Luz Maria Davila était à la maison quand elle a entendu les coups de feu. Elle s'est précipitée dans la rue. Elle s'attendait au pire. Elle l'a trouvé.

La fête avait lieu à un pâté de maisons de chez elle. Des adolescents s'étaient réunis pour célébrer la victoire de l'équipe de soccer locale. Soudain, des hommes armés ont fait irruption et ont déchargé leurs mitraillettes. Quinze jeunes ont été tués.

Parmi eux, il y avait José Luis et Marcos, les deux fils de Mme Davila. Elle les a trouvés dans une mare de sang qui s'écoulait jusque dans la rue.

C'était le 30 janvier 2010. Le massacre a marqué les esprits à Juárez. Le président du Mexique, Felipe Calderon, s'est même rendu sur place pour présenter ses condoléances en conférence de presse. Ce jour-là, Mme Davila a explosé. Le petit bout de femme, qui passe ses journées à assembler des haut-parleurs dans une maquiladora de Juárez, a apostrophé le président du Mexique devant un parterre de journalistes médusés.

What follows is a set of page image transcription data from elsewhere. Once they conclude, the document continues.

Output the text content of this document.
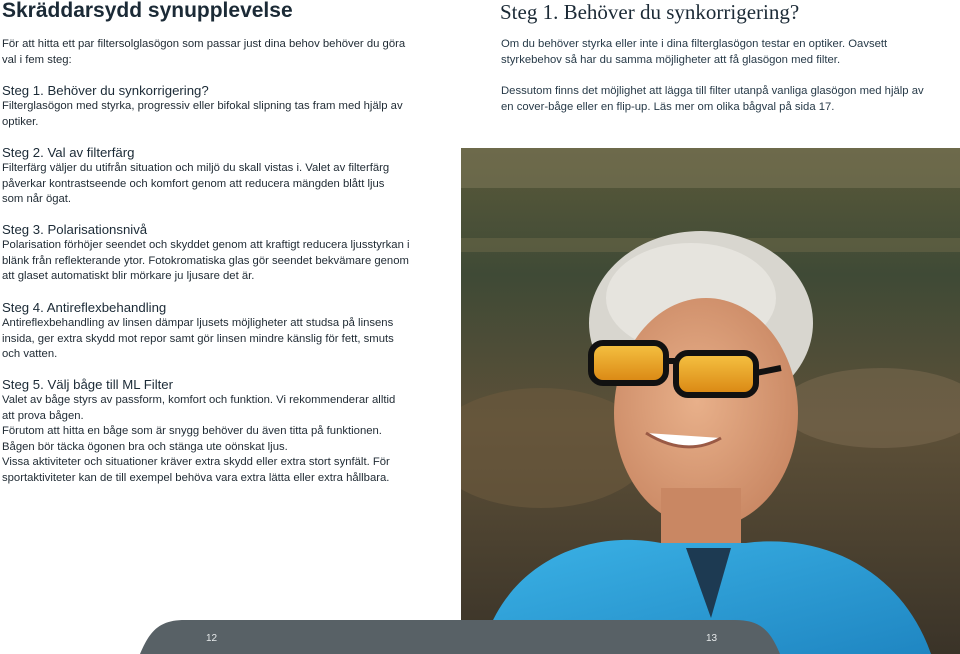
Skräddarsydd synupplevelse
För att hitta ett par filtersolglasögon som passar just dina behov behöver du göra val i fem steg:
Steg 1. Behöver du synkorrigering?
Filterglasögon med styrka, progressiv eller bifokal slipning tas fram med hjälp av optiker.
Steg 2. Val av filterfärg
Filterfärg väljer du utifrån situation och miljö du skall vistas i. Valet av filterfärg påverkar kontrastseende och komfort genom att reducera mängden blått ljus som når ögat.
Steg 3. Polarisationsnivå
Polarisation förhöjer seendet och skyddet genom att kraftigt reducera ljusstyrkan i blänk från reflekterande ytor. Fotokromatiska glas gör seendet bekvämare genom att glaset automatiskt blir mörkare ju ljusare det är.
Steg 4. Antireflexbehandling
Antireflexbehandling av linsen dämpar ljusets möjligheter att studsa på linsens insida, ger extra skydd mot repor samt gör linsen mindre känslig för fett, smuts och vatten.
Steg 5. Välj båge till ML Filter
Valet av båge styrs av passform, komfort och funktion. Vi rekommenderar alltid att prova bågen.
Förutom att hitta en båge som är snygg behöver du även titta på funktionen. Bågen bör täcka ögonen bra och stänga ute oönskat ljus.
Vissa aktiviteter och situationer kräver extra skydd eller extra stort synfält. För sportaktiviteter kan de till exempel behöva vara extra lätta eller extra hållbara.
Steg 1. Behöver du synkorrigering?
Om du behöver styrka eller inte i dina filterglasögon testar en optiker. Oavsett styrkebehov så har du samma möjligheter att få glasögon med filter.
Dessutom finns det möjlighet att lägga till filter utanpå vanliga glasögon med hjälp av en cover-båge eller en flip-up. Läs mer om olika bågval på sida 17.
12	13
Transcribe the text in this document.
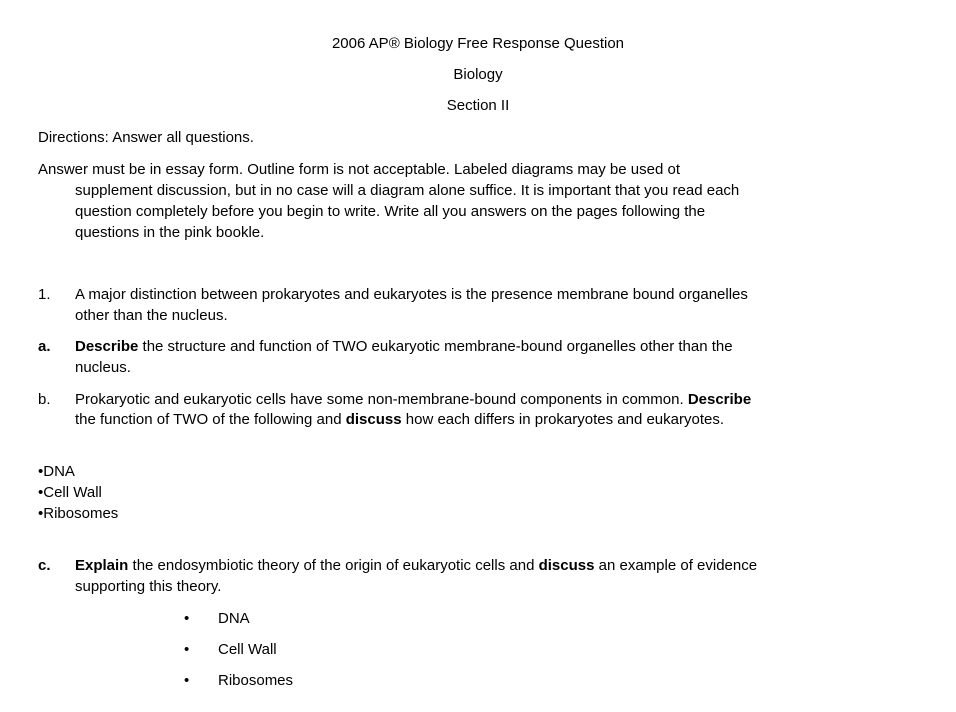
2006 AP® Biology Free Response Question
Biology
Section II
Directions: Answer all questions.
Answer must be in essay form. Outline form is not acceptable. Labeled diagrams may be used ot
supplement discussion, but in no case will a diagram alone suffice. It is important that you read each
question completely before you begin to write. Write all you answers on the pages following the
questions in the pink bookle.
1. A major distinction between prokaryotes and eukaryotes is the presence membrane bound organelles
other than the nucleus.
a. Describe the structure and function of TWO eukaryotic membrane-bound organelles other than the
nucleus.
b. Prokaryotic and eukaryotic cells have some non-membrane-bound components in common. Describe
the function of TWO of the following and discuss how each differs in prokaryotes and eukaryotes.
•DNA
•Cell Wall
•Ribosomes
c. Explain the endosymbiotic theory of the origin of eukaryotic cells and discuss an example of evidence
supporting this theory.
• DNA
• Cell Wall
• Ribosomes
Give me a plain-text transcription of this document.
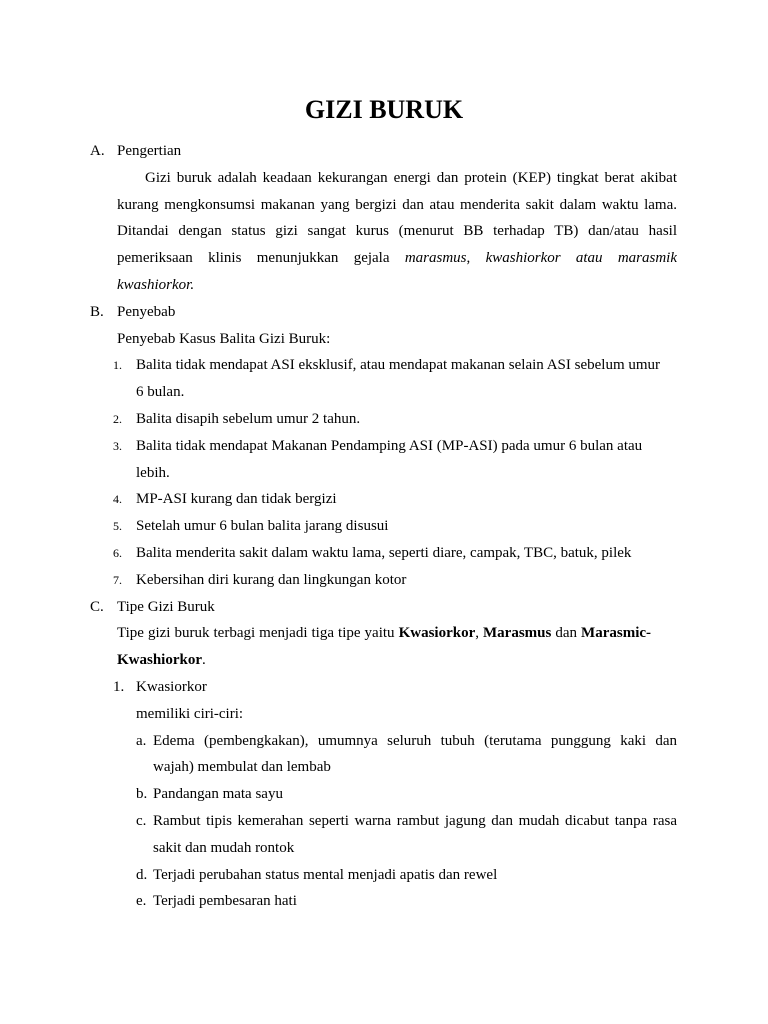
GIZI BURUK
A. Pengertian
Gizi buruk adalah keadaan kekurangan energi dan protein (KEP) tingkat berat akibat
kurang mengkonsumsi makanan yang bergizi dan atau menderita sakit dalam waktu lama.
Ditandai dengan status gizi sangat kurus (menurut BB terhadap TB) dan/atau hasil
pemeriksaan klinis menunjukkan gejala marasmus, kwashiorkor atau marasmik
kwashiorkor.
B. Penyebab
Penyebab Kasus Balita Gizi Buruk:
1. Balita tidak mendapat ASI eksklusif, atau mendapat makanan selain ASI sebelum umur
6 bulan.
2. Balita disapih sebelum umur 2 tahun.
3. Balita tidak mendapat Makanan Pendamping ASI (MP-ASI) pada umur 6 bulan atau
lebih.
4. MP-ASI kurang dan tidak bergizi
5. Setelah umur 6 bulan balita jarang disusui
6. Balita menderita sakit dalam waktu lama, seperti diare, campak, TBC, batuk, pilek
7. Kebersihan diri kurang dan lingkungan kotor
C. Tipe Gizi Buruk
Tipe gizi buruk terbagi menjadi tiga tipe yaitu Kwasiorkor, Marasmus dan Marasmic-
Kwashiorkor.
1. Kwasiorkor
memiliki ciri-ciri:
a. Edema (pembengkakan), umumnya seluruh tubuh (terutama punggung kaki dan
wajah) membulat dan lembab
b. Pandangan mata sayu
c. Rambut tipis kemerahan seperti warna rambut jagung dan mudah dicabut tanpa rasa
sakit dan mudah rontok
d. Terjadi perubahan status mental menjadi apatis dan rewel
e. Terjadi pembesaran hati
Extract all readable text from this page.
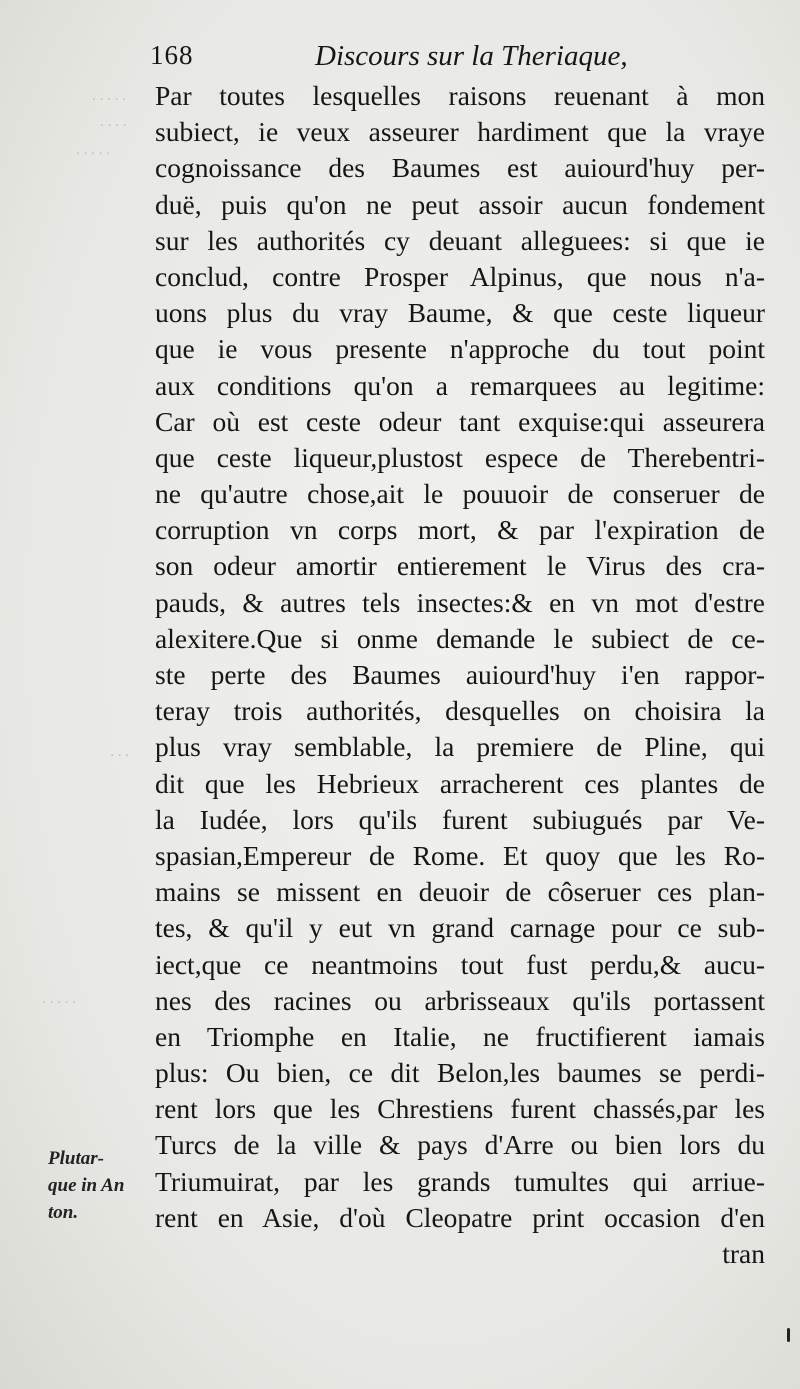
· · · · ·
· · · ·
· · · · ·
· · ·
· · · · ·
168	Discours sur la Theriaque,
Par toutes lesquelles raisons reuenant à mon
subiect, ie veux asseurer hardiment que la vraye
cognoissance des Baumes est auiourd'huy per-
duë, puis qu'on ne peut assoir aucun fondement
sur les authorités cy deuant alleguees: si que ie
conclud, contre Prosper Alpinus, que nous n'a-
uons plus du vray Baume, & que ceste liqueur
que ie vous presente n'approche du tout point
aux conditions qu'on a remarquees au legitime:
Car où est ceste odeur tant exquise:qui asseurera
que ceste liqueur,plustost espece de Therebentri-
ne qu'autre chose,ait le pouuoir de conseruer de
corruption vn corps mort, & par l'expiration de
son odeur amortir entierement le Virus des cra-
pauds, & autres tels insectes:& en vn mot d'estre
alexitere.Que si onme demande le subiect de ce-
ste perte des Baumes auiourd'huy i'en rappor-
teray trois authorités, desquelles on choisira la
plus vray semblable, la premiere de Pline, qui
dit que les Hebrieux arracherent ces plantes de
la Iudée, lors qu'ils furent subiugués par Ve-
spasian,Empereur de Rome. Et quoy que les Ro-
mains se missent en deuoir de côseruer ces plan-
tes, & qu'il y eut vn grand carnage pour ce sub-
iect,que ce neantmoins tout fust perdu,& aucu-
nes des racines ou arbrisseaux qu'ils portassent
en Triomphe en Italie, ne fructifierent iamais
plus: Ou bien, ce dit Belon,les baumes se perdi-
rent lors que les Chrestiens furent chassés,par les
Turcs de la ville & pays d'Arre ou bien lors du
Triumuirat, par les grands tumultes qui arriue-
rent en Asie, d'où Cleopatre print occasion d'en
tran
Plutar-
que in An
ton.
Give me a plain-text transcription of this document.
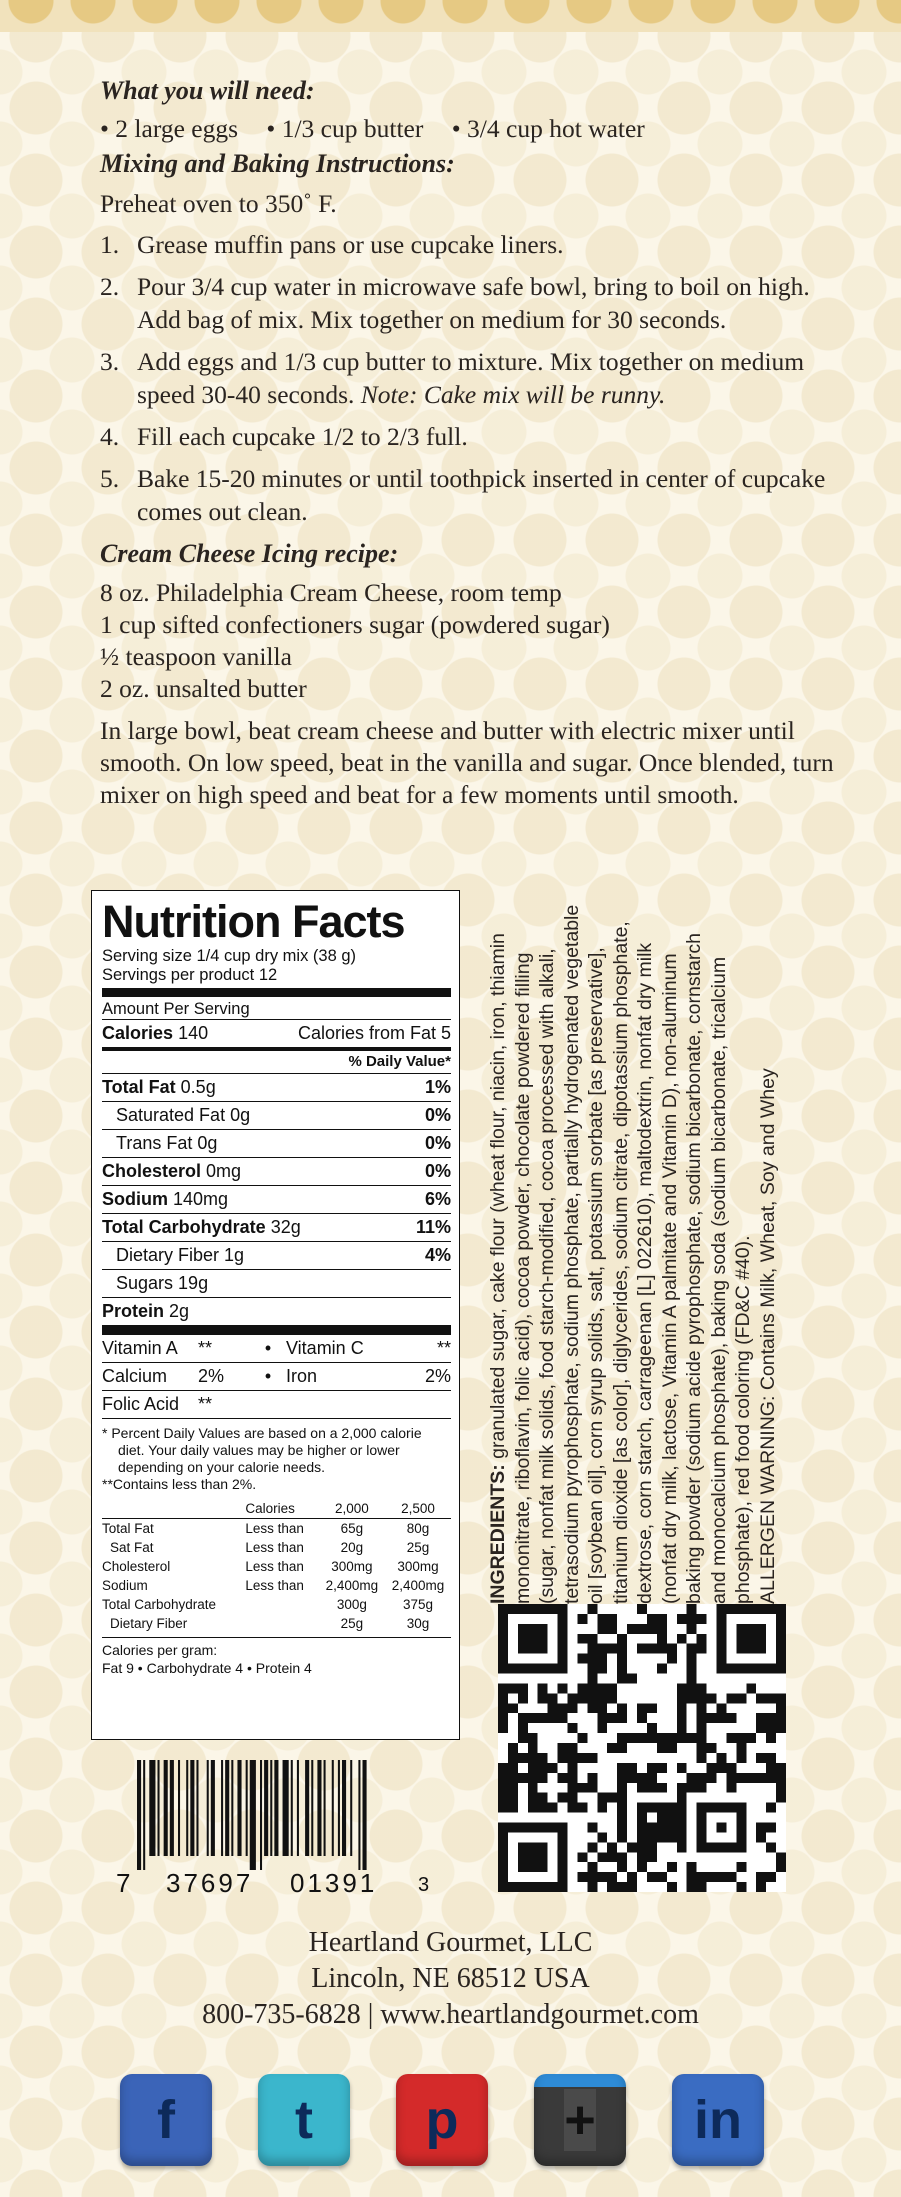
What you will need:
• 2 large eggs • 1/3 cup butter • 3/4 cup hot water
Mixing and Baking Instructions:
Preheat oven to 350˚ F.
1. Grease muffin pans or use cupcake liners.
2. Pour 3/4 cup water in microwave safe bowl, bring to boil on high. Add bag of mix. Mix together on medium for 30 seconds.
3. Add eggs and 1/3 cup butter to mixture. Mix together on medium speed 30-40 seconds. Note: Cake mix will be runny.
4. Fill each cupcake 1/2 to 2/3 full.
5. Bake 15-20 minutes or until toothpick inserted in center of cupcake comes out clean.
Cream Cheese Icing recipe:
8 oz. Philadelphia Cream Cheese, room temp
1 cup sifted confectioners sugar (powdered sugar)
½ teaspoon vanilla
2 oz. unsalted butter
In large bowl, beat cream cheese and butter with electric mixer until smooth. On low speed, beat in the vanilla and sugar. Once blended, turn mixer on high speed and beat for a few moments until smooth.
Nutrition Facts
Serving size 1/4 cup dry mix (38 g)
Servings per product 12
Amount Per Serving
Calories 140	Calories from Fat 5
% Daily Value*
Total Fat 0.5g	1%
Saturated Fat 0g	0%
Trans Fat 0g	0%
Cholesterol 0mg	0%
Sodium 140mg	6%
Total Carbohydrate 32g	11%
Dietary Fiber 1g	4%
Sugars 19g
Protein 2g
Vitamin A	**	• Vitamin C	**
Calcium	2%	• Iron	2%
Folic Acid	**
* Percent Daily Values are based on a 2,000 calorie diet. Your daily values may be higher or lower depending on your calorie needs.
**Contains less than 2%.
	Calories	2,000	2,500
Total Fat	Less than	65g	80g
Sat Fat	Less than	20g	25g
Cholesterol	Less than	300mg	300mg
Sodium	Less than	2,400mg	2,400mg
Total Carbohydrate		300g	375g
Dietary Fiber		25g	30g
Calories per gram:
Fat 9 • Carbohydrate 4 • Protein 4
INGREDIENTS: granulated sugar, cake flour (wheat flour, niacin, iron, thiamin mononitrate, riboflavin, folic acid), cocoa powder, chocolate powdered filling (sugar, nonfat milk solids, food starch-modified, cocoa processed with alkali, tetrasodium pyrophosphate, sodium phosphate, partially hydrogenated vegetable oil [soybean oil], corn syrup solids, salt, potassium sorbate [as preservative], titanium dioxide [as color], diglycerides, sodium citrate, dipotassium phosphate, dextrose, corn starch, carrageenan [L] 022610), maltodextrin, nonfat dry milk (nonfat dry milk, lactose, Vitamin A palmitate and Vitamin D), non-aluminum baking powder (sodium acide pyrophosphate, sodium bicarbonate, cornstarch and monocalcium phosphate), baking soda (sodium bicarbonate, tricalcium phosphate), red food coloring (FD&C #40). ALLERGEN WARNING: Contains Milk, Wheat, Soy and Whey
7	37697	01391	3
Heartland Gourmet, LLC
Lincoln, NE 68512 USA
800-735-6828 | www.heartlandgourmet.com
f t p + in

«C'était une impulsion, explique-t-elle. Je lui ai demandé des réponses. On a besoin de plus que des mots. Les gens continuent à mourir.»

Le président Calderon a promis de restaurer l'ordre à Juárez. Il s'est engagé à verser 270 millions de dollars pour réparer le tissu social de la ville. Intitulé Nous sommes tous Juárez, le programme prévoit la construction d'écoles, de cliniques et de centres sportifs. Jusqu'ici, ça n'a pas donné de résultat. Pire, la violence a augmenté. En 2010, pas moins de 3111 personnes ont péri dans la guerre de la drogue.

Presque un an jour pour jour après le massacre, le 23 janvier, des hommes armés ont fait irruption dans un stade et ont tiré sur des jeunes qui s'apprêtaient à disputer un match de soccer. Sept personnes ont été tuées.

Le stade avait été inauguré quatre mois plus tôt dans le cadre du programme. Cette cruelle ironie n'a pas échappé à ceux qui ont vu l'image, terrible, d'un jeune joueur étendu sur la pelouse, à deux pas de ce slogan peint sur un mur du stade: «Vivir Mejor.» Vivre mieux.